There were several named women and non-White individuals in “Perverse Instantiation: Part One,” and because there were a couple of instances where some of these named women talked to each other without mentioning men and some of the non-White individuals that were in the episode talked to each other without mentioning White people, “Perverse Instantiation: Part One” passed the Bechdel and race test. “Perverse Instantiation: Part One” also passed the Russo test.

“Perverse Instantiation: Part One” passed the Russo test because there were three LGBTI characters in the episode, Clarke, Miller and Bryan, and none of these characters were solely defined by their sexual orientation (e.g., they were also defined as being rebels) and their removals from “Perverse Instantiation: Part One” would have significantly affected the plot as “Perverse Instantiation: Part One” was an ensemble episode and Clarke, Muller and Bryan were all part of the ensemble.

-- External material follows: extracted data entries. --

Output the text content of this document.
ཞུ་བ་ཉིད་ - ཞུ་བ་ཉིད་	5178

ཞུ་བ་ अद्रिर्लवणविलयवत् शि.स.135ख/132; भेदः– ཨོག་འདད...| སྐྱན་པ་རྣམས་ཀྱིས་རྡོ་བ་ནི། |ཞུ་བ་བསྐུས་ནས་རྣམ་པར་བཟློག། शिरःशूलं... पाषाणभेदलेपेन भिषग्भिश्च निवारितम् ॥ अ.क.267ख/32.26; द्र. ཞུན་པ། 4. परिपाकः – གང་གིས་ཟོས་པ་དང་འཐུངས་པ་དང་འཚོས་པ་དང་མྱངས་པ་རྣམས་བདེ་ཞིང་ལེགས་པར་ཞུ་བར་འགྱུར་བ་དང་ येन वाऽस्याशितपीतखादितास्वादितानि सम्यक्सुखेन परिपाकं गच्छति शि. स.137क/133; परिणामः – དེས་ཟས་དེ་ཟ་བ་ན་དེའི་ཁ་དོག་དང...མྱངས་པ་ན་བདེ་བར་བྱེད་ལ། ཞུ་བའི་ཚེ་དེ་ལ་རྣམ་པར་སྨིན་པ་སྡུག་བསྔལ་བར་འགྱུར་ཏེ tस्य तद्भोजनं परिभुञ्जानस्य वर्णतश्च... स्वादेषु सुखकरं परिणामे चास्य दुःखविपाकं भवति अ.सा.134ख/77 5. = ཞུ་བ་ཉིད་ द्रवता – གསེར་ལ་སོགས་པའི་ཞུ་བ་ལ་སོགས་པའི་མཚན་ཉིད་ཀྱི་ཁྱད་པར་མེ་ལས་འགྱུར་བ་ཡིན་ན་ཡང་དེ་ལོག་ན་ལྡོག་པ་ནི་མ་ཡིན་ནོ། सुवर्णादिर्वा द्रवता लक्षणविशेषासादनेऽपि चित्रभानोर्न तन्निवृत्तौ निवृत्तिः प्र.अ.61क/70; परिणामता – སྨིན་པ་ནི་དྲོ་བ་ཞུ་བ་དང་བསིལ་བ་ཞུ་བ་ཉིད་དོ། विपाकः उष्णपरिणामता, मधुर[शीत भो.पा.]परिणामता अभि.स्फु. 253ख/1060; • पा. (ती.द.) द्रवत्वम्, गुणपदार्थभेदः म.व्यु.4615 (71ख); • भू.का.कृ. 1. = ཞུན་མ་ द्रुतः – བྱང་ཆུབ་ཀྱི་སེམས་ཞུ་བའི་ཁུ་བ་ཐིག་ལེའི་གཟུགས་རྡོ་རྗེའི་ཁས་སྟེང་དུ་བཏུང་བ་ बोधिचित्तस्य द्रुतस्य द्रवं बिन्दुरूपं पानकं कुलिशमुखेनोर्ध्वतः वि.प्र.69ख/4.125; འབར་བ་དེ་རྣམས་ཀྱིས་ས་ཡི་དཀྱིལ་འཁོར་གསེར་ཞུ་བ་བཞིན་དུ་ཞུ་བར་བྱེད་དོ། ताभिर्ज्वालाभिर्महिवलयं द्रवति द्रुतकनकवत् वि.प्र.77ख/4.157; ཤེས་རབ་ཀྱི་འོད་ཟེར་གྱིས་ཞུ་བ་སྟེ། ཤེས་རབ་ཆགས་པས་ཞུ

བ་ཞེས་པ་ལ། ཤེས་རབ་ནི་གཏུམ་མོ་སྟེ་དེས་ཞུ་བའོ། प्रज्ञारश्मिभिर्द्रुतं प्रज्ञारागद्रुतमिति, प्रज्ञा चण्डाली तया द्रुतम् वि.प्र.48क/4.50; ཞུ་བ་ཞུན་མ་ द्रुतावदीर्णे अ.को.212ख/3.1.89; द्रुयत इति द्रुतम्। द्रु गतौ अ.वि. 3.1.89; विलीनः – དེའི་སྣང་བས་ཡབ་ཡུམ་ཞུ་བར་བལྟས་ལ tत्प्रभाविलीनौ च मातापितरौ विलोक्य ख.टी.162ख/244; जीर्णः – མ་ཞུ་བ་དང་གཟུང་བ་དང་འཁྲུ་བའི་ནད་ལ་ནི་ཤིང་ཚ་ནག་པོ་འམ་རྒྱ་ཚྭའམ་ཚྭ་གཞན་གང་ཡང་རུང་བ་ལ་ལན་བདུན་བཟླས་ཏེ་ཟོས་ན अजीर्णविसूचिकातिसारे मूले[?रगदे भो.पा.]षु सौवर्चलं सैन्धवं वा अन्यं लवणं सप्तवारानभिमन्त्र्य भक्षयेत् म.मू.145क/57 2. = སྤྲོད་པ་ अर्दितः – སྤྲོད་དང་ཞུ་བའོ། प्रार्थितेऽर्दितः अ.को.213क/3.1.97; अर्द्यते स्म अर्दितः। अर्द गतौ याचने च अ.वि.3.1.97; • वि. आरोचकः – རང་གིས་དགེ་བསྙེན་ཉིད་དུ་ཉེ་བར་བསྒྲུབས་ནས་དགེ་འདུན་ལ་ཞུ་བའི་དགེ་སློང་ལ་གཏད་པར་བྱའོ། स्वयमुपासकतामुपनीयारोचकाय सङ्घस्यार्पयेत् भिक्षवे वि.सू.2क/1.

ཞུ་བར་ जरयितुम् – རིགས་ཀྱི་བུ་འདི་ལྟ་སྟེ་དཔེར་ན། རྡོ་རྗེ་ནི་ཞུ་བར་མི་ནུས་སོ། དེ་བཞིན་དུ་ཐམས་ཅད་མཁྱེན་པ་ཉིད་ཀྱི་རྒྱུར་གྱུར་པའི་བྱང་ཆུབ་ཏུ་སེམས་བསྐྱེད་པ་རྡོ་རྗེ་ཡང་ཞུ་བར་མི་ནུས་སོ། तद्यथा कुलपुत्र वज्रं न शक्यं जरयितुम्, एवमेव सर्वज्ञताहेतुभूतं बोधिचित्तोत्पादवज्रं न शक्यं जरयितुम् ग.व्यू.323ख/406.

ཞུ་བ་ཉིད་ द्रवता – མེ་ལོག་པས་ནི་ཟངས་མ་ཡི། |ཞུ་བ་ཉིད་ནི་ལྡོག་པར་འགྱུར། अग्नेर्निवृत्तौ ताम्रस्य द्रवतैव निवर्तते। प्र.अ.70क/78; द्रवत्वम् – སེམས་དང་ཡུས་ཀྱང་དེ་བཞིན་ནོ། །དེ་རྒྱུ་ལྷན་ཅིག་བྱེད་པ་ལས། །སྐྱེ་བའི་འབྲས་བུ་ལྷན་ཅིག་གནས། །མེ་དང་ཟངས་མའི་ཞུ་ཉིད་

*The Bechdel test entails three requirements:
1. It has to have at least two (named) women in it
2. Who talk to each other
3. About something besides a man

**The Vito Russo test entails three requirements:
1. The show contains a character that is identifiably lesbian, gay, bisexual, intersex and/or transgender
2. The character must not be solely or predominately defined by her sexual orientation, gender identity and/or as being intersex
3.The character must be tied into the plot in such a way that her removal would have a significant effect

***The race or people of color (POC) test has three requirements:
1. It has two people of color in it
2. Who talk to each other
3. About something other than a White person

****Just because a show passes the Bechdel, Russo and race test does not mean that it is not sexist, heterosexist, racist and/or cissexist, etc. The Bechdel, Russo and race test is only a bare minimum qualifier for the representation of LGBTI individuals, women and people of color in television. The failure to pass these tests also does not identify whether the central character was a woman, a person of color or a LGBTQI individual and it does not dictate the quality of the show.